As an RN I once responded to a medical emergency on a plane along with a doctor. After a few minutes of him just standing there I found out he was a psychiatrist. Scary thought as we were halfway between Honolulu and Seattle.
@@jacob476 I was responding to the context of the video. And yes in the hospital in emergency situations, especially dealing with residents who don't know what they're doing RNs have gone ahead and done the correct order why they are dragging their feet. By the time the attending gets there he/she is like "good call, also get XYZ ordered". Most experienced RNs know the proper orders, provide treatment & could save patients lives on our own, it's just the law that says we cant. And yes paramedics are amazing too
Don't forget the real estate rules too: Location Location Location. Depending on where you are it could just as easily be a Donkey or a goat, still probably not a Zebra 😂 aka: Use common sense, but don't be a simplistic dingleberry about it.

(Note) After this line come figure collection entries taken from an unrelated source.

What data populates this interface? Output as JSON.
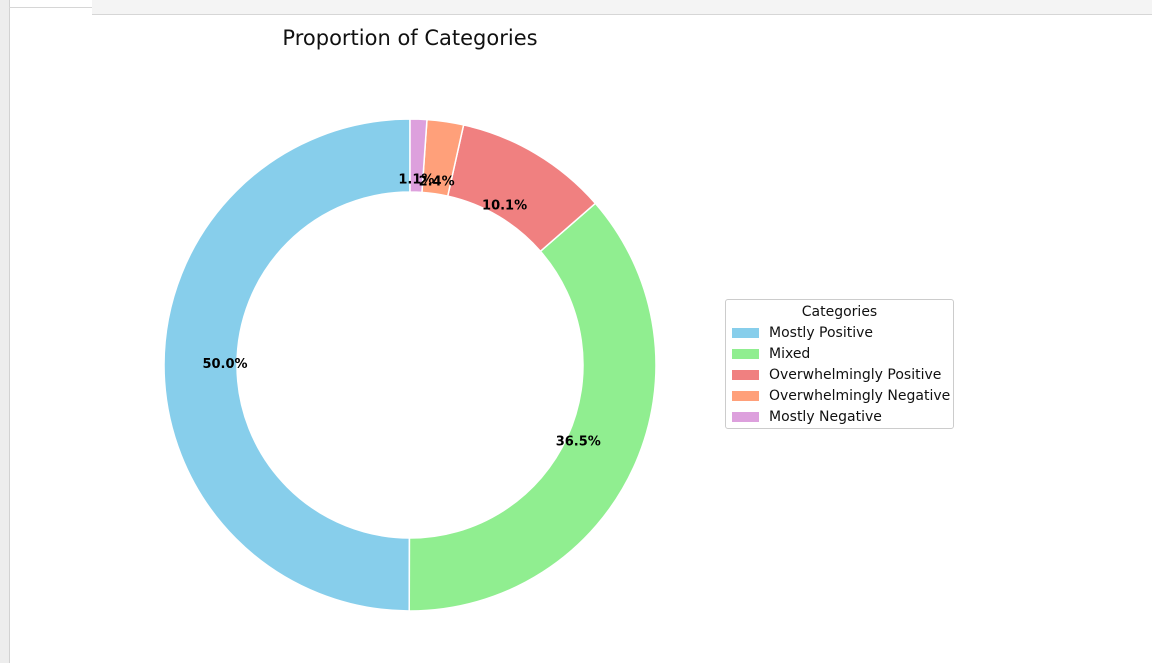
{
  "chart_data": {
    "type": "pie",
    "title": "Proportion of Categories",
    "categories": [
      "Mostly Positive",
      "Mixed",
      "Overwhelmingly Positive",
      "Overwhelmingly Negative",
      "Mostly Negative"
    ],
    "values": [
      50.0,
      36.5,
      10.1,
      2.4,
      1.1
    ],
    "labels": [
      "50.0%",
      "36.5%",
      "10.1%",
      "2.4%",
      "1.1%"
    ],
    "colors": [
      "#87ceeb",
      "#90ee90",
      "#f08080",
      "#ffa07a",
      "#dda0dd"
    ],
    "donut": true,
    "legend": {
      "title": "Categories",
      "placement": "right"
    }
  }
}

@@ReynaldoRivera What is a dingleberry?? Is it like a boysenberry, a cranberry, elderberry, lingonberry, huckleberry, bilberry, gojiberry, wolfberry, mulberry, gooseberry, salmonberry, juneberry, cloudberry, bearberry, casperberry, chokeberry, dewberry. I've tried lots of berries, blackberries, strawberries, hollyberries, blueberries, and raspberries.
Glad I got my EMT certification - even if I actually get into medical school, the skills I have now will be much more practical in some ways than what I'll be doing for four years of my life!
I personally hate juice or any sugary liquid because if I need more it might cause me to puke from so much fluid. I stick to straight up sugar or fruit snacks/fruit roll ups. It’s different for everyone but thats just my opinion!
@@23V33 Eh it’s more of what is it that your body needs or can handle. It’s not opinion it’s just what your body needs/is comfortable with. Except energy drinks like Monster. Not a good ideas especially if one of your symptoms is rapid heartbea.
Once, our director and lead attending CCM told me, “the people’s opinions I respect the most depends on my own ranking scale. It goes as follows: 1. Other Attendings 2. MY RNs 3. Other RNs 4. MY fellows 3. Other fellows 4. LPNs and PCTs 5. Interns 6. Housekeepers 7. The gum on the bottom of my shoe 8. Med students” Wonder why??
As a doctor (and obviously former med student) I agree. However, I got major brownie points on my Gyn Onc rotation by sparing a patient a risky and painful staging procedure. The whole team was gathered in radiology, discussing a CT-guided, posterior approach needle biopsy of some para-aortic lymph nodes. I piped up and asked why they didn't just sample the Sister Mary Joseph node. The fellow looked at me like I had three heads while the radiologist scrolled up several slices, and there was the node. Turns out I was the only person on the team who had noticed it on physical exam. They biopsied the node, confirmed staging, and never had to do the other procedure.
A common phrase in the medical world is "When you hear hooves, think horse, not zebra." I actually heard this quote on "House" as well as "Law and Order: Special Victims Unit."
Lol. I'm a baker, and I feel this way about bread. I've spent most of my career with pastries, custards, caramels... actually mostly in fine dining as a line (dessert) cook. Now when I face artisan bread I'm just like.... Idk, is it mad at me? Did I not... fulfill it's kneads?